How Long Until the Song is Played?
I utilize the heck out of the metadata produced and stored in iTunes. One of the prime factors in my Smart Playlists is “Play Count”: how many times a song has been played.
For example, if you’re looking at an entire album, and you see that a few songs have been played dozens of times, but more have been largely ignored, that can help you cull your library and either archive or delete some songs altogether.

But the Play Count doesn’t go up by one as soon as you hit the play button (unless you’re talking about a podcast, which have different rules applied to them). Likewise, you don’t have to listen to the entire song for the Play Count to get incremented. It happens somewhere in the middle.

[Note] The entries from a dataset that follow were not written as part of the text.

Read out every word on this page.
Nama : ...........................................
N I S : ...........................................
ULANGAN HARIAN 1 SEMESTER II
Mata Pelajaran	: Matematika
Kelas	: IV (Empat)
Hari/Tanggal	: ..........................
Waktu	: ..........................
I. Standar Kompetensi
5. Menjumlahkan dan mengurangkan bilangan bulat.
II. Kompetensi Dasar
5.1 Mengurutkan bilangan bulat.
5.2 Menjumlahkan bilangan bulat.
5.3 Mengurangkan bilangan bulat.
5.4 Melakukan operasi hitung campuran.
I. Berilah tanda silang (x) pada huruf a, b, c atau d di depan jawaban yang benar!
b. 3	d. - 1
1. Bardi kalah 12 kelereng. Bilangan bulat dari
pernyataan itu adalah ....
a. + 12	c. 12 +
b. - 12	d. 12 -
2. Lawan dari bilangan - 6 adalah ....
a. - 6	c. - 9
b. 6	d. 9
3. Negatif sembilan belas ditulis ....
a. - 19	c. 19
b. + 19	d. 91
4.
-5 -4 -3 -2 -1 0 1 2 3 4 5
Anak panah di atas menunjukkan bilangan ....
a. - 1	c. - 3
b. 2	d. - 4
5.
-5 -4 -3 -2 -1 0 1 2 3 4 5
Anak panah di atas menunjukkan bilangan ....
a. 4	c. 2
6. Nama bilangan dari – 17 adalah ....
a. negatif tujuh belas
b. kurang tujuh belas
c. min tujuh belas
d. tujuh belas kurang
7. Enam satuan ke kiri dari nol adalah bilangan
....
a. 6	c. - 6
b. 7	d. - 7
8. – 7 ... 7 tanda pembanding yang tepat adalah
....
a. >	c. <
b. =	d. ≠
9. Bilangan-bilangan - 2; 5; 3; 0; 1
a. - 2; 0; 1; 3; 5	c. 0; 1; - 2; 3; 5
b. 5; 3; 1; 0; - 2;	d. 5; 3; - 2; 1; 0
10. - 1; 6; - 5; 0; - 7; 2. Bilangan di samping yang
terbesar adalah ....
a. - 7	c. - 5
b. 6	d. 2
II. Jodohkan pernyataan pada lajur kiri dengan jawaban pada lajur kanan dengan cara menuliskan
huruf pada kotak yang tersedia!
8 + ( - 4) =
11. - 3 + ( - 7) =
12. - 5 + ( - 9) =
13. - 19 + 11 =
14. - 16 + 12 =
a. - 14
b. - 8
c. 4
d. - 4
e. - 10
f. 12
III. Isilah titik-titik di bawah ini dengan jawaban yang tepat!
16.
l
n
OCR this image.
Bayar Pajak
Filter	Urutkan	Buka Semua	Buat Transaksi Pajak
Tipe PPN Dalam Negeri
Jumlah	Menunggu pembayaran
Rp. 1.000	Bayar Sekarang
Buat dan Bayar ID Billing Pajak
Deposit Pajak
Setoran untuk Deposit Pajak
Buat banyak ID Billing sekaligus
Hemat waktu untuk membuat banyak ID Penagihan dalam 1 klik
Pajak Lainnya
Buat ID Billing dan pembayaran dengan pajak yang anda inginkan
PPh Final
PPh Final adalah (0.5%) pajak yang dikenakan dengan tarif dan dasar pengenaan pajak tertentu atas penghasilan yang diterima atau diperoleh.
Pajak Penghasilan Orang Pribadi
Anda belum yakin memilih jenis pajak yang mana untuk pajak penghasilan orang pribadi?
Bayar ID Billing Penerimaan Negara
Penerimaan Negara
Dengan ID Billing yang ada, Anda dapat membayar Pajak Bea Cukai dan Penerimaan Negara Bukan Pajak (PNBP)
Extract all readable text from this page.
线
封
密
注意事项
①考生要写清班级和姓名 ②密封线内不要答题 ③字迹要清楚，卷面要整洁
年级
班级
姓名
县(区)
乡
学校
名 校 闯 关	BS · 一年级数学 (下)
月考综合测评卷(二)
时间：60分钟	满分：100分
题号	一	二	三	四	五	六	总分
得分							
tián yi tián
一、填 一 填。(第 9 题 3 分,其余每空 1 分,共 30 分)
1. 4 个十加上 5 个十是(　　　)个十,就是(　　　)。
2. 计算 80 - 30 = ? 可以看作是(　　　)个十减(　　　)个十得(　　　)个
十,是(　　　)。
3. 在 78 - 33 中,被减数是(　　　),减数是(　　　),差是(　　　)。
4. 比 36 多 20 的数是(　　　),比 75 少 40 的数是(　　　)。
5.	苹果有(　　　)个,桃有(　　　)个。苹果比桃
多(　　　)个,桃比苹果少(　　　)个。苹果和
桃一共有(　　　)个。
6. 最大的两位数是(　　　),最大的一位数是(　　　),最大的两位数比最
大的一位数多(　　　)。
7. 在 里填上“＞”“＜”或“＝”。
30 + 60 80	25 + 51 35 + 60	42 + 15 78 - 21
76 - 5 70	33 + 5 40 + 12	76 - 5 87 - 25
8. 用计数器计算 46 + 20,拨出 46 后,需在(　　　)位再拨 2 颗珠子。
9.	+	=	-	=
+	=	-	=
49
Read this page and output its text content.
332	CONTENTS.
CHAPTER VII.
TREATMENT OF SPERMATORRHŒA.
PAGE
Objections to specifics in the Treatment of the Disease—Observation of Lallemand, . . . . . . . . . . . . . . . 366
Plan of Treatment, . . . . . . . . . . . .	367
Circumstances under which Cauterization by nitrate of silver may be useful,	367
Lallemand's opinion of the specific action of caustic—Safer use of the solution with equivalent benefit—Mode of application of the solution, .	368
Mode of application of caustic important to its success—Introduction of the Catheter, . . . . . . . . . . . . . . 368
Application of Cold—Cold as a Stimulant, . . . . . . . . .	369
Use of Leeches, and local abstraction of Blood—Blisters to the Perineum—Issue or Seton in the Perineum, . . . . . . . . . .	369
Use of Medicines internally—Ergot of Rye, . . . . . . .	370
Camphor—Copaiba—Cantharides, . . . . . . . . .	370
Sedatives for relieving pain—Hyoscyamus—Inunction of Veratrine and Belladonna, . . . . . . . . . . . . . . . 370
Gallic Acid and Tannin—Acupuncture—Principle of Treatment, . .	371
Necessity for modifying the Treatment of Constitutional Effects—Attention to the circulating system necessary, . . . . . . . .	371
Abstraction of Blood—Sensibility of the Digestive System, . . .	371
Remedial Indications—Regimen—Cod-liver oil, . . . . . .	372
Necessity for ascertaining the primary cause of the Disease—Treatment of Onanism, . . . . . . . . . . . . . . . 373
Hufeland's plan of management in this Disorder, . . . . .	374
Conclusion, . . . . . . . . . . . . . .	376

I’ve been curious about this for a long time, mostly for selfish reasons. What with my brain configuration, I get bored with songs pretty quickly. If your song is Verse Chorus Verse Chorus Chorus Chorus, I’ve already tuned out by the end of the second Verse and generally skip to the next song. Unfortunately, the Play Count doesn’t increment when I Skip too quickly.
So I took a few minutes today and experimented. Incidentally, this was using iTunes 7.5.0.20.
| Song Length | Time before new Play Count | Percentage Listened |
|---|---|---|
| :31 | :20 | 65% |
| :60 | :50 | 83% |
| 2:03 | 1:53 | 92% |
| 3:00 | 2:50 | 94% |
It’s a sliding scale. And it’s going in the wrong direction, in my opinion. By the time I’ve heard 65% of your average three minute song, I’ve heard enough. iTunes shouldn’t be waiting for me to hear 94% of it. I sure hope this gets reversed, or at least, configurable.
Comments [4]
8 April 2008, 16:40
- Previous: I am quite sure they will say so.
- Next: Truman... where are you going?


You’re looking at the wrong figure (although I’m sure you already realize this). It seems that it changes the play count 10 seconds before the song ends, regardless of the length of the song.
— Darren R. Sussman 8 April 2008, 22:02 #
Huh. You’re probably right.
— Bryan 9 April 2008, 07:53 #
Even more fun: iPod uses different rules altogether. Play counts don’t get recorded until the song has completely ended.
But I have no problem with any of this. If the point of play counts is to show the number of times the song has been played, then it reasonably follows that iTunes would want to make sure you’ve listened to a very large portion of the song before it records it as a “play.”
— Jared Christensen 9 April 2008, 11:13 #
Now, see, I am more interested in the inverse (reverse?) of what you’re describing.
For me the question is, “How soon/late into the track can I hit [skip] and consider the song skipped?”
Many of my playlists depend on the “last skipped” date.